Emerging business models will demand a far more intimate understanding of reader behaviour that cuts beyond any one single point in time. Identity in this regard is about stitching together all of these moments in time and surfacing intelligence that describes an experience as a whole.

Customer relationship management: Do you sell a product or subscription as part of your business model? If yes, then customer relationship management (CRM) needs to become an established, cross-functional capability – if it isn’t already.

Financial institutions, telecommunications companies, and retailers have long benefited from advanced direct- and database-marketing, and yet the capability is still somewhat immature among publishers.  

A lot of time and attention is spent to get a customer, to make the sale. Customer relationship marketing is just as much about managing a profitable relationship after the sale is made. Classic CRM principles speak to the disciplines required in order to target the right customer at the right time with the right message.  

All of this is fundamentally customer-centric in nature. There are well-documented analytical concepts meant to support a robust CRM strategy, so I won’t go into detail here other than recommending an investment in predictive modeling and a good understanding of test-and-learn fundamentals.

The essential point here is that all data related to the customer account (products/services), behaviour, and marketing contact history is stored and recorded at a customer-centric level. It doesn’t work any other way, and there can be no work-arounds or shortcuts.    

Personalisation: We’ve all seen the use cases – thanks to Netlfix, Amazon, and eBay, recommendation engines are now a household term.

For publishers, it’s as much a philosophical issue as it is a technical challenge. But personalised and recommendation-based user experiences are concepts that will need to be addressed within any content publisher business strategy one way or another.  

Collaborative filtering and other techniques applied by recommender systems require detailed data on readers’ context and their interest graphs.
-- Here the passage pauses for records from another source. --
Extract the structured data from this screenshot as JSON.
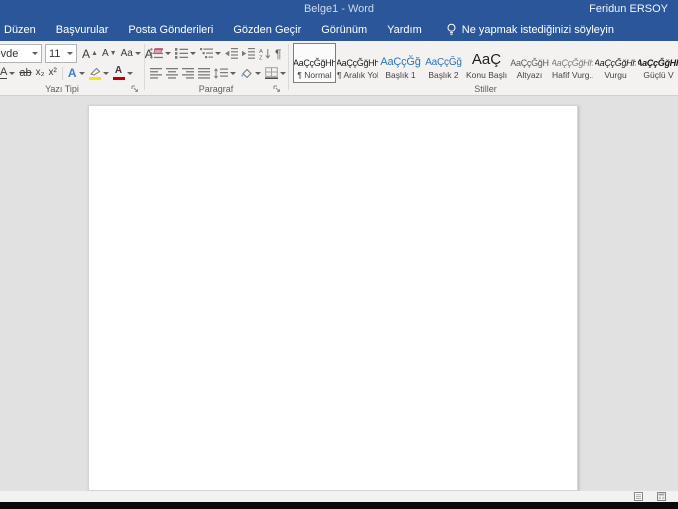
{
  "titlebar": {
    "title": "Belge1  -  Word",
    "user": "Feridun ERSOY"
  },
  "menubar": {
    "tabs": [
      "Düzen",
      "Başvurular",
      "Posta Gönderileri",
      "Gözden Geçir",
      "Görünüm",
      "Yardım"
    ],
    "tellme": "Ne yapmak istediğinizi söyleyin"
  },
  "ribbon": {
    "font": {
      "group_label": "Yazı Tipi",
      "name_value": "Gövde",
      "size_value": "11",
      "grow": "A",
      "shrink": "A",
      "change_case": "Aa",
      "clear": "A",
      "underline": "A",
      "strike": "ab",
      "subscript": "x₂",
      "superscript": "x²",
      "effects": "A",
      "color": "A"
    },
    "paragraph": {
      "group_label": "Paragraf",
      "sort_a": "A",
      "sort_z": "Z",
      "pilcrow": "¶"
    },
    "styles": {
      "group_label": "Stiller",
      "items": [
        {
          "preview": "AaÇçĞğHh",
          "name": "¶ Normal"
        },
        {
          "preview": "AaÇçĞğHh",
          "name": "¶ Aralık Yok"
        },
        {
          "preview": "AaÇçĞğ",
          "name": "Başlık 1"
        },
        {
          "preview": "AaÇçĞğ",
          "name": "Başlık 2"
        },
        {
          "preview": "AaÇ",
          "name": "Konu Başlı..."
        },
        {
          "preview": "AaÇçĞğH",
          "name": "Altyazı"
        },
        {
          "preview": "AaÇçĞğHh",
          "name": "Hafif Vurg..."
        },
        {
          "preview": "AaÇçĞğHh",
          "name": "Vurgu"
        },
        {
          "preview": "AaÇçĞğHh",
          "name": "Güçlü V"
        }
      ]
    }
  },
  "colors": {
    "brand_blue": "#2b579a",
    "heading_blue": "#2e74b5",
    "highlight_yellow": "#f7e11b",
    "font_color_red": "#c00000"
  }
}
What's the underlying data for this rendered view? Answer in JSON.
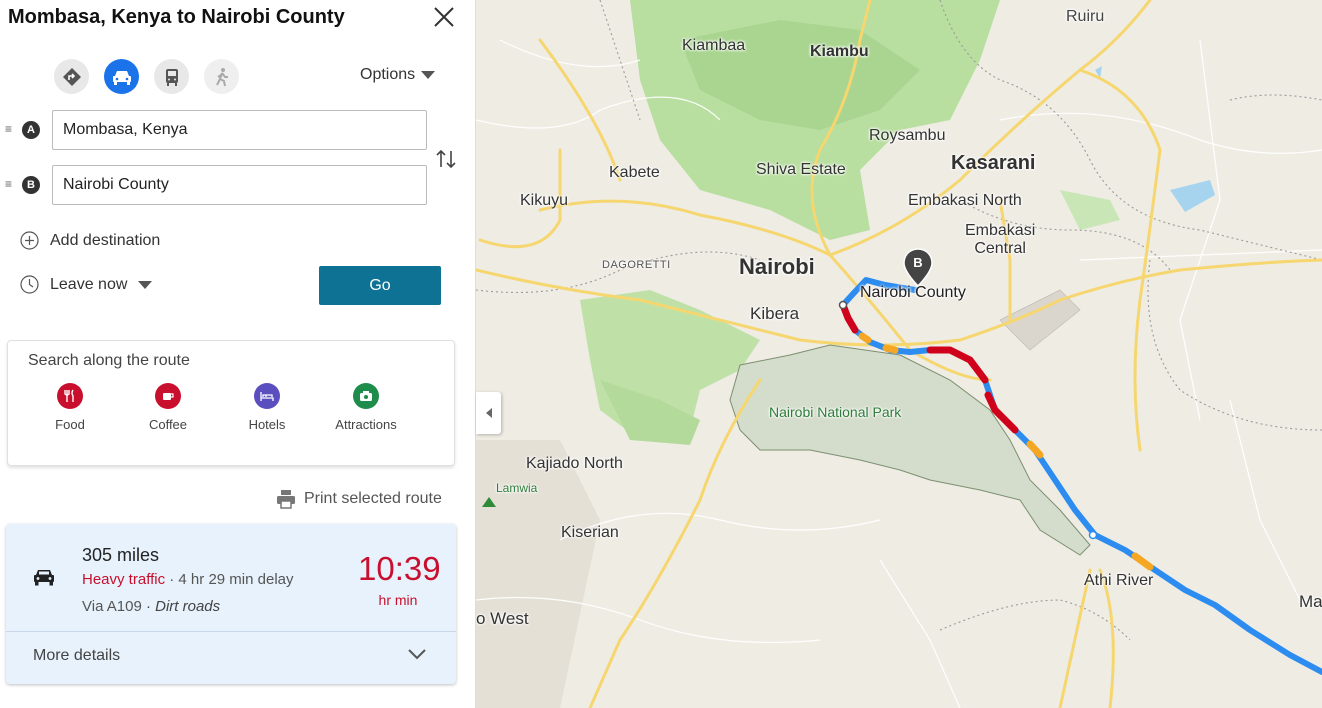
{
  "panel": {
    "title": "Mombasa, Kenya to Nairobi County",
    "modes": [
      "directions-icon",
      "car-icon",
      "transit-icon",
      "walk-icon"
    ],
    "active_mode": "car",
    "options_label": "Options",
    "waypoints": [
      {
        "pin": "A",
        "value": "Mombasa, Kenya"
      },
      {
        "pin": "B",
        "value": "Nairobi County"
      }
    ],
    "add_destination": "Add destination",
    "leave_now": "Leave now",
    "go_label": "Go",
    "search_along": {
      "title": "Search along the route",
      "categories": [
        {
          "label": "Food",
          "color": "#c8102e"
        },
        {
          "label": "Coffee",
          "color": "#c8102e"
        },
        {
          "label": "Hotels",
          "color": "#5b4fbf"
        },
        {
          "label": "Attractions",
          "color": "#1e8c4a"
        }
      ]
    },
    "print_label": "Print selected route",
    "route": {
      "distance": "305 miles",
      "traffic_status": "Heavy traffic",
      "delay": " · 4 hr 29 min delay",
      "via": "Via A109 ",
      "road_note": " · Dirt roads",
      "duration": "10:39",
      "duration_units": "hr min",
      "more_details": "More details"
    }
  },
  "map": {
    "labels": {
      "ruiru": "Ruiru",
      "kiambaa": "Kiambaa",
      "kiambu": "Kiambu",
      "roysambu": "Roysambu",
      "kasarani": "Kasarani",
      "kabete": "Kabete",
      "shiva": "Shiva Estate",
      "kikuyu": "Kikuyu",
      "embakasi_north": "Embakasi North",
      "embakasi_central_1": "Embakasi",
      "embakasi_central_2": "Central",
      "dagoretti": "DAGORETTI",
      "nairobi": "Nairobi",
      "destination": "Nairobi County",
      "kibera": "Kibera",
      "park": "Nairobi National Park",
      "kajiado": "Kajiado North",
      "lamwia": "Lamwia",
      "kiserian": "Kiserian",
      "athi": "Athi River",
      "west": "o West",
      "ma": "Ma"
    },
    "destination_pin": "B",
    "colors": {
      "route_blue": "#2d8cf0",
      "route_red": "#d0021b",
      "route_orange": "#f5a623",
      "park": "#d4dccb",
      "forest": "#b6dd9d"
    }
  }
}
A recommendation algorithm can only be as accurate as the quality of the data it’s training on.

This, then, is an obvious use case to illustrate the value of identifiable reader personas and an ability to persist the identity over time.
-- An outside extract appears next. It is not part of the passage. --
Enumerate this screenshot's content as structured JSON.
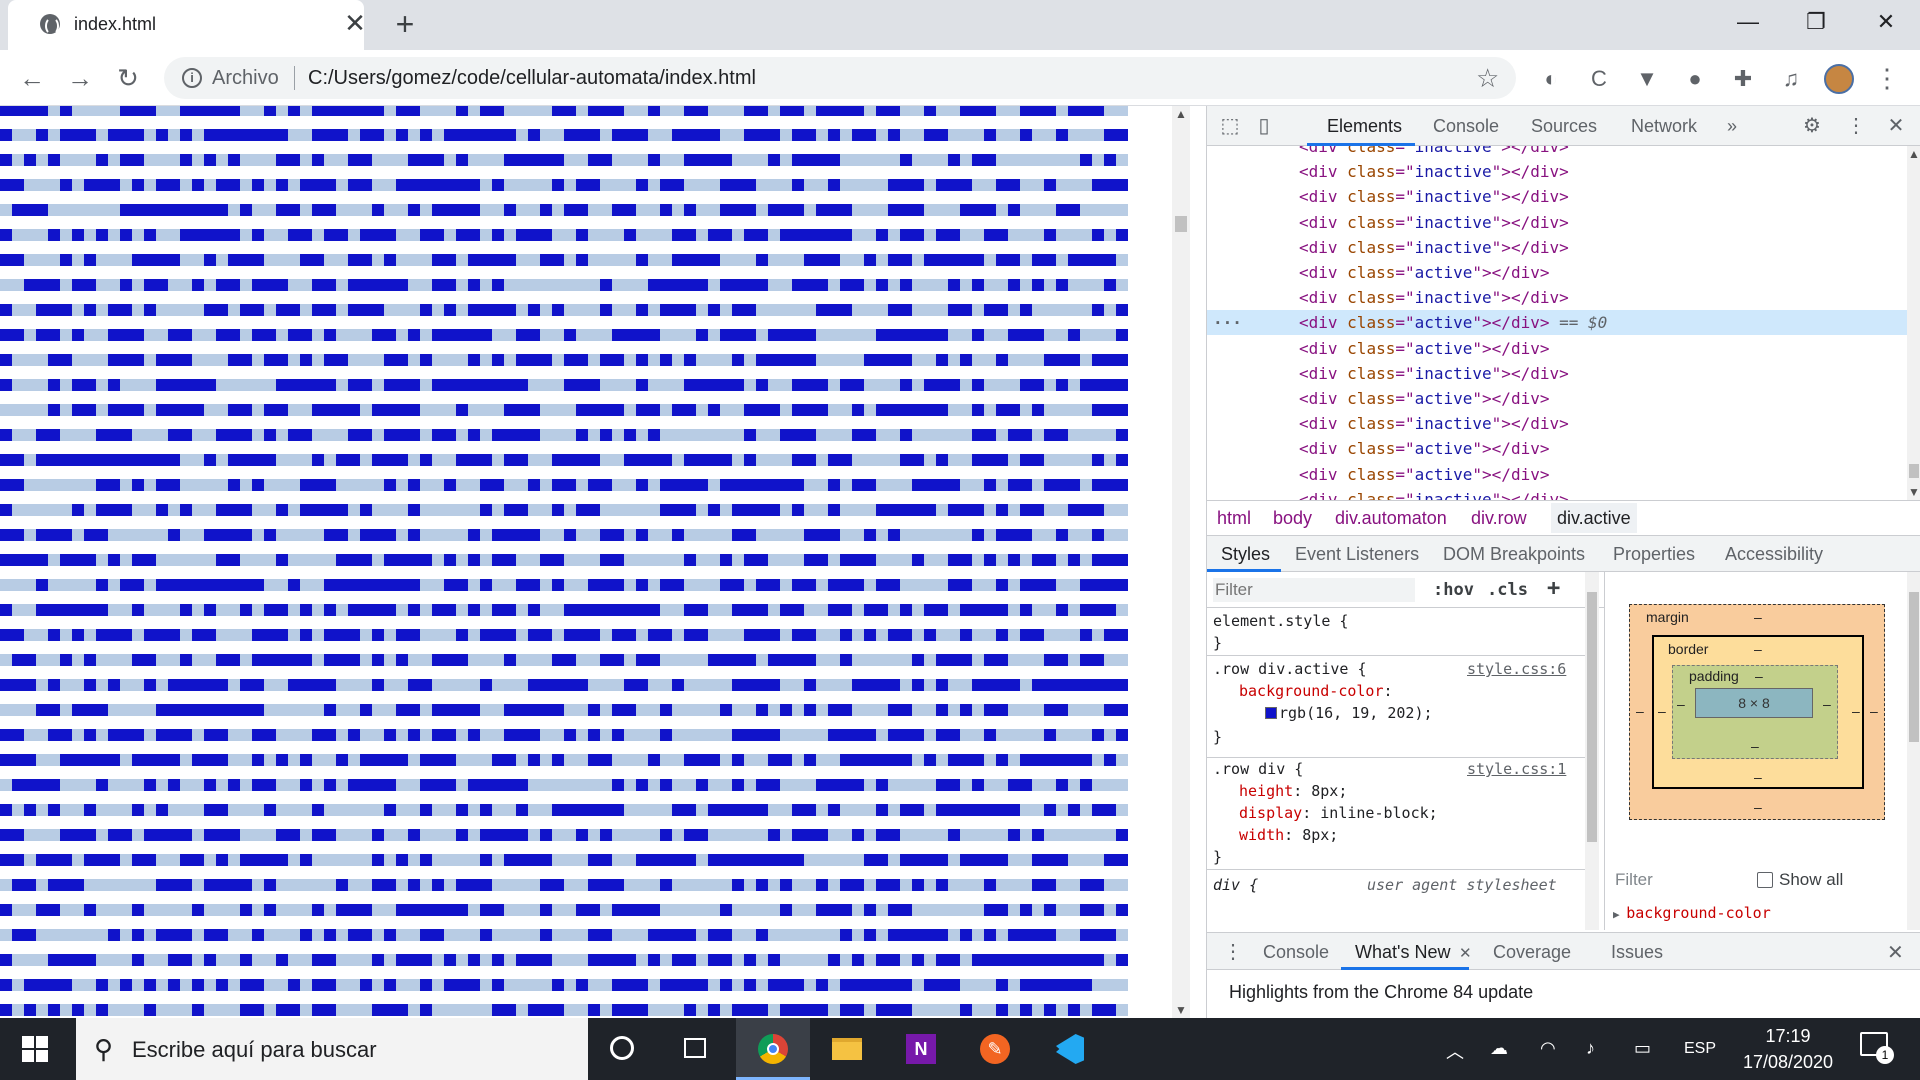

We’re talking about recommending news and information content here, not a camera case; it better be accurate and it better understand what makes me tick if it’s going to be relevant.  Recommendations based solely on what I read three minutes ago are not going to cut it.  

Advertising: Regardless of your digital technology stack, ongoing market shifts, and the dynamic of increasing programmatic buying, things in this space typically have and will continue to come down to data.

Differentiation here comes down to the best marriage between observed, derived contextual data, and first-party “collected” data.

Important industry metrics such as time-spent or your ability to manage audience migration and choice between delivery platforms (devices) will require a single, constant understanding of the reader.

Simply put, if data is what we compete on — and the platforms matter — then there is nothing more important than an understanding of the audience in a sustained way. “Selling on audience” and “competing on data” are terms we’ve used before, so there should be no surprise here.  

Lastly, it is not possible to discuss this subject without speaking to the obvious privacy and compliance implications. Let’s face it, in some cases here we’re talking about sensitive first-party information. At the very least, we’re talking about readers’ behaviour and what we know about what, when, and how they like to read.  

An internal data policy and external privacy policy is essential. Organisations taking on a serious Big Data mandate should also invest in processes and internal policies that protect employees from external forces and often, frankly, from themselves.

Infrastructure and safe data management practices should be established, audited, and governed to protect everyone from malicious threat.

Thanks for reading, now tell me, have we met before?